1768-02-19, de Voltaire [François Marie Arouet] à Étienne Noël Damilaville.

Voici, mon cher ami, une nouvelle tracasserie bien désagréable que je vous confie.
Vous savez que je m'étais un peu égayé sur la guerre ridicule de Geneve. Je me moquais beaucoup de Jean Jaques qui le méritait bien, et ce n'était qu'un rendu. J'ai laissé courir volontiers deux chants de ce petit poème dans lesquels je donne à mon plaisir sur les doigts aux prêtres de Geneve et à cet écervelé de Jean Jaques, mais comme il est question de Tronchin dans le 2e chant, je n'ai jamais donné ce second chant à personne. Je l'ai refusé à des princes, il a toujours été enfermé dans mon cabinet. Laharpe entrait dans ce cabinet tous les jours, et furetait tous mes papiers. Je le laissais faire; je comptais sur sa discrétion, et sur ce qu'il doit aux services que je lui ai rendus.

Dès qu'il fut à Paris, il fit contre Dorat une épigramme qu'il mit sur mon compte et ce second chant fut rendu public. S'il n'en avait donné d'exemplaires qu'à mr D'Alembert et à ma famille et qu'il eût demandé le secret son infidélité aurait été moins dangereuse; mais cent personnes en ont des copies et il y en a même une entre les mains de Tronchin.

Une preuve que c'est La Harpe qui m'a joué ce tour cruel c'est que le manuscrit qu'il prit chez moi était tout raturé et que celui que Dupuits a vu dans ses mains était tout raturé aussi. Or certainemt si la Harpe avait tenu ce manuscrit d'un copiste, il ne l'aurait pas eu avec ces ratures.

Une seconde preuve non moins forte c'est que La Harpe en m'écrivant de Paris et en me mandant toutes les nouvelles littéraires, ne m'a jamais mandé que le second chant parut dans le monde, et il me l'aurait assurément écrit, s'il avait tenu la copie d'un autre et si lui même n'avait pas répandu l'ouvrage.

Une troisième preuve c'est qu'a son retour chez moi, lorsque je me plaignis en général (pour ne pas le mortifier) de la publicité de ce second chant, il ne répondit rien et rougit.

Une nouvelle preuve encore, c'est que sachant qu'il était accusé par toute la maison, il passa quatre jours entiers sans oser m'en parler.
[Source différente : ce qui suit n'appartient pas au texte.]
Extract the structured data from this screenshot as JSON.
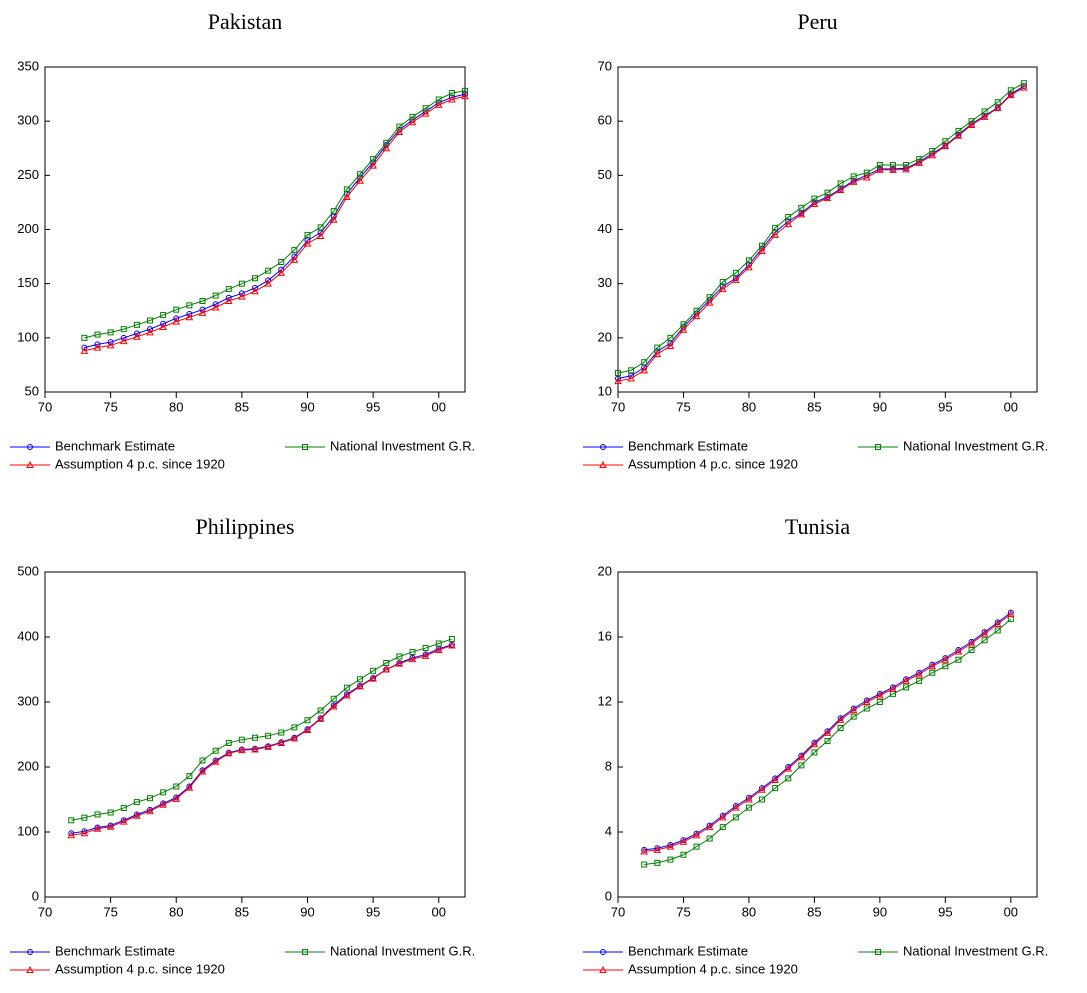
{
  "chart_data": [
    {
      "type": "line",
      "title": "Pakistan",
      "legend": "bottom",
      "x": [
        1973,
        1974,
        1975,
        1976,
        1977,
        1978,
        1979,
        1980,
        1981,
        1982,
        1983,
        1984,
        1985,
        1986,
        1987,
        1988,
        1989,
        1990,
        1991,
        1992,
        1993,
        1994,
        1995,
        1996,
        1997,
        1998,
        1999,
        2000,
        2001,
        2002
      ],
      "xlim": [
        1970,
        2002
      ],
      "ylim": [
        50,
        350
      ],
      "yticks": [
        50,
        100,
        150,
        200,
        250,
        300,
        350
      ],
      "xticks": [
        {
          "value": 1970,
          "label": "70"
        },
        {
          "value": 1975,
          "label": "75"
        },
        {
          "value": 1980,
          "label": "80"
        },
        {
          "value": 1985,
          "label": "85"
        },
        {
          "value": 1990,
          "label": "90"
        },
        {
          "value": 1995,
          "label": "95"
        },
        {
          "value": 2000,
          "label": "00"
        }
      ],
      "series": [
        {
          "name": "Benchmark Estimate",
          "color": "#0000ff",
          "marker": "circle",
          "values": [
            91,
            94,
            96,
            100,
            104,
            108,
            113,
            118,
            122,
            126,
            131,
            137,
            141,
            146,
            153,
            163,
            175,
            190,
            197,
            212,
            233,
            248,
            262,
            278,
            292,
            301,
            309,
            317,
            322,
            325
          ]
        },
        {
          "name": "National Investment G.R.",
          "color": "#008000",
          "marker": "square",
          "values": [
            100,
            103,
            105,
            108,
            112,
            116,
            121,
            126,
            130,
            134,
            139,
            145,
            150,
            155,
            162,
            170,
            181,
            195,
            202,
            217,
            237,
            251,
            265,
            280,
            295,
            304,
            312,
            320,
            326,
            328
          ]
        },
        {
          "name": "Assumption 4 p.c. since 1920",
          "color": "#ff0000",
          "marker": "triangle",
          "values": [
            88,
            91,
            93,
            97,
            101,
            105,
            110,
            115,
            119,
            123,
            128,
            134,
            138,
            143,
            150,
            160,
            172,
            187,
            194,
            209,
            230,
            245,
            259,
            275,
            290,
            299,
            307,
            315,
            320,
            323
          ]
        }
      ]
    },
    {
      "type": "line",
      "title": "Peru",
      "legend": "bottom",
      "x": [
        1970,
        1971,
        1972,
        1973,
        1974,
        1975,
        1976,
        1977,
        1978,
        1979,
        1980,
        1981,
        1982,
        1983,
        1984,
        1985,
        1986,
        1987,
        1988,
        1989,
        1990,
        1991,
        1992,
        1993,
        1994,
        1995,
        1996,
        1997,
        1998,
        1999,
        2000,
        2001
      ],
      "xlim": [
        1970,
        2002
      ],
      "ylim": [
        10,
        70
      ],
      "yticks": [
        10,
        20,
        30,
        40,
        50,
        60,
        70
      ],
      "xticks": [
        {
          "value": 1970,
          "label": "70"
        },
        {
          "value": 1975,
          "label": "75"
        },
        {
          "value": 1980,
          "label": "80"
        },
        {
          "value": 1985,
          "label": "85"
        },
        {
          "value": 1990,
          "label": "90"
        },
        {
          "value": 1995,
          "label": "95"
        },
        {
          "value": 2000,
          "label": "00"
        }
      ],
      "series": [
        {
          "name": "Benchmark Estimate",
          "color": "#0000ff",
          "marker": "circle",
          "values": [
            12.5,
            13,
            14.5,
            17.5,
            19,
            22,
            24.5,
            27,
            29.5,
            31,
            33.5,
            36.5,
            39.5,
            41.5,
            43,
            45,
            46,
            47.5,
            49,
            50,
            51.2,
            51.2,
            51.3,
            52.5,
            54,
            55.5,
            57.5,
            59.5,
            61,
            62.5,
            65,
            66.5
          ]
        },
        {
          "name": "National Investment G.R.",
          "color": "#008000",
          "marker": "square",
          "values": [
            13.5,
            14,
            15.5,
            18.2,
            20,
            22.5,
            25,
            27.5,
            30.3,
            32,
            34.3,
            37,
            40.3,
            42.3,
            44,
            45.7,
            46.8,
            48.5,
            49.8,
            50.5,
            51.9,
            51.9,
            51.9,
            53,
            54.5,
            56.3,
            58.2,
            60,
            61.8,
            63.5,
            65.7,
            67
          ]
        },
        {
          "name": "Assumption 4 p.c. since 1920",
          "color": "#ff0000",
          "marker": "triangle",
          "values": [
            12,
            12.5,
            14,
            17,
            18.5,
            21.5,
            24,
            26.5,
            29,
            30.7,
            33,
            36,
            39,
            41,
            42.8,
            44.7,
            45.8,
            47.3,
            48.8,
            49.6,
            51,
            51,
            51.1,
            52.3,
            53.7,
            55.4,
            57.3,
            59.3,
            60.8,
            62.4,
            64.8,
            66.2
          ]
        }
      ]
    },
    {
      "type": "line",
      "title": "Philippines",
      "legend": "bottom",
      "x": [
        1972,
        1973,
        1974,
        1975,
        1976,
        1977,
        1978,
        1979,
        1980,
        1981,
        1982,
        1983,
        1984,
        1985,
        1986,
        1987,
        1988,
        1989,
        1990,
        1991,
        1992,
        1993,
        1994,
        1995,
        1996,
        1997,
        1998,
        1999,
        2000,
        2001
      ],
      "xlim": [
        1970,
        2002
      ],
      "ylim": [
        0,
        500
      ],
      "yticks": [
        0,
        100,
        200,
        300,
        400,
        500
      ],
      "xticks": [
        {
          "value": 1970,
          "label": "70"
        },
        {
          "value": 1975,
          "label": "75"
        },
        {
          "value": 1980,
          "label": "80"
        },
        {
          "value": 1985,
          "label": "85"
        },
        {
          "value": 1990,
          "label": "90"
        },
        {
          "value": 1995,
          "label": "95"
        },
        {
          "value": 2000,
          "label": "00"
        }
      ],
      "series": [
        {
          "name": "Benchmark Estimate",
          "color": "#0000ff",
          "marker": "circle",
          "values": [
            98,
            101,
            107,
            110,
            118,
            127,
            134,
            144,
            153,
            170,
            195,
            210,
            222,
            227,
            228,
            232,
            238,
            245,
            258,
            275,
            295,
            312,
            325,
            337,
            350,
            360,
            368,
            373,
            382,
            388
          ]
        },
        {
          "name": "National Investment G.R.",
          "color": "#008000",
          "marker": "square",
          "values": [
            118,
            122,
            127,
            130,
            137,
            146,
            152,
            161,
            170,
            186,
            210,
            225,
            237,
            242,
            245,
            248,
            253,
            261,
            272,
            287,
            305,
            322,
            335,
            348,
            360,
            370,
            377,
            383,
            390,
            397
          ]
        },
        {
          "name": "Assumption 4 p.c. since 1920",
          "color": "#ff0000",
          "marker": "triangle",
          "values": [
            95,
            98,
            105,
            108,
            116,
            125,
            132,
            142,
            151,
            168,
            193,
            208,
            221,
            226,
            227,
            231,
            237,
            244,
            257,
            274,
            293,
            310,
            324,
            336,
            350,
            359,
            366,
            371,
            380,
            387
          ]
        }
      ]
    },
    {
      "type": "line",
      "title": "Tunisia",
      "legend": "bottom",
      "x": [
        1972,
        1973,
        1974,
        1975,
        1976,
        1977,
        1978,
        1979,
        1980,
        1981,
        1982,
        1983,
        1984,
        1985,
        1986,
        1987,
        1988,
        1989,
        1990,
        1991,
        1992,
        1993,
        1994,
        1995,
        1996,
        1997,
        1998,
        1999,
        2000
      ],
      "xlim": [
        1970,
        2002
      ],
      "ylim": [
        0,
        20
      ],
      "yticks": [
        0,
        4,
        8,
        12,
        16,
        20
      ],
      "xticks": [
        {
          "value": 1970,
          "label": "70"
        },
        {
          "value": 1975,
          "label": "75"
        },
        {
          "value": 1980,
          "label": "80"
        },
        {
          "value": 1985,
          "label": "85"
        },
        {
          "value": 1990,
          "label": "90"
        },
        {
          "value": 1995,
          "label": "95"
        },
        {
          "value": 2000,
          "label": "00"
        }
      ],
      "series": [
        {
          "name": "Benchmark Estimate",
          "color": "#0000ff",
          "marker": "circle",
          "values": [
            2.9,
            3.0,
            3.2,
            3.5,
            3.9,
            4.4,
            5.0,
            5.6,
            6.1,
            6.7,
            7.3,
            8.0,
            8.7,
            9.5,
            10.2,
            11.0,
            11.6,
            12.1,
            12.5,
            12.9,
            13.4,
            13.8,
            14.3,
            14.7,
            15.2,
            15.7,
            16.3,
            16.9,
            17.5
          ]
        },
        {
          "name": "National Investment G.R.",
          "color": "#008000",
          "marker": "square",
          "values": [
            2.0,
            2.1,
            2.3,
            2.6,
            3.1,
            3.6,
            4.3,
            4.9,
            5.5,
            6.0,
            6.7,
            7.3,
            8.1,
            8.9,
            9.6,
            10.4,
            11.1,
            11.6,
            12.0,
            12.5,
            12.9,
            13.3,
            13.8,
            14.2,
            14.6,
            15.2,
            15.8,
            16.4,
            17.1
          ]
        },
        {
          "name": "Assumption 4 p.c. since 1920",
          "color": "#ff0000",
          "marker": "triangle",
          "values": [
            2.8,
            2.9,
            3.1,
            3.4,
            3.8,
            4.3,
            4.9,
            5.5,
            6.0,
            6.6,
            7.2,
            7.9,
            8.6,
            9.4,
            10.1,
            10.9,
            11.5,
            12.0,
            12.4,
            12.8,
            13.3,
            13.7,
            14.2,
            14.6,
            15.1,
            15.6,
            16.2,
            16.8,
            17.4
          ]
        }
      ]
    }
  ]
}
Sa femme enfin l'a déterminé à s'excuser envers moi et pour toute justification il m'a dit qu'il tenait le manuscrit d'un nommé Antoine.

Vous remarquerez que cet Antoine est un sculpteur qui demeure dans la rue hautefeuille. Il est bien certain que je n'ai pas envoyé le manuscrit au sculpteur Antoine que je ne connais point.

Je suis très embarrassé. Je ne veux pas faire un éclat qui ne servirait qu'à faire rire la canaille de la littérature, mais il m'est très important de faire parler à cet Antoine et de savoir de lui s'il avoue qu'il ait donné ce manuscrit à la Harpe. Je ne me confie qu'à vous. Comment faire pour savoir la vérité de la bouche de cet Antoine? Comment parvenir à employer quelqu'un auprès de lui?

Auriez vous dans vos bureaux qulque jeune homme qui pût lui demander s'il a donné cette plaisanterie à Laharpe, ou si Laharpe la lui a donnée? Pourriez vous en conférer sous le secret avec m. D'Alembert?

J'ai étouffé mon juste ressentiment, je n'ai fait à la Harpe aucun reproche; mais cette contrainte est bien pesante et il est triste d'avoir dans ma maison un homme qui m'a manqué si essentiellemt.

Ce qu'il y a de pis c'est que Laharpe ne semble point sentir la malhonnêteté et la turpitude de son procédé.

Je dépose mon chagrin dans le sein de l'amitié, c'est tout ce que je puis faire. Cette aventure est bien désagréable; mais je suis accoutumé depuis cinquante ans à de pareils procédés. Celui-ci est d'autant plus cruel qu'il vient d'un homme que j'aimais.

J'embrasse bien tendrement celui dont l'amitié et la probité me consolent de tout.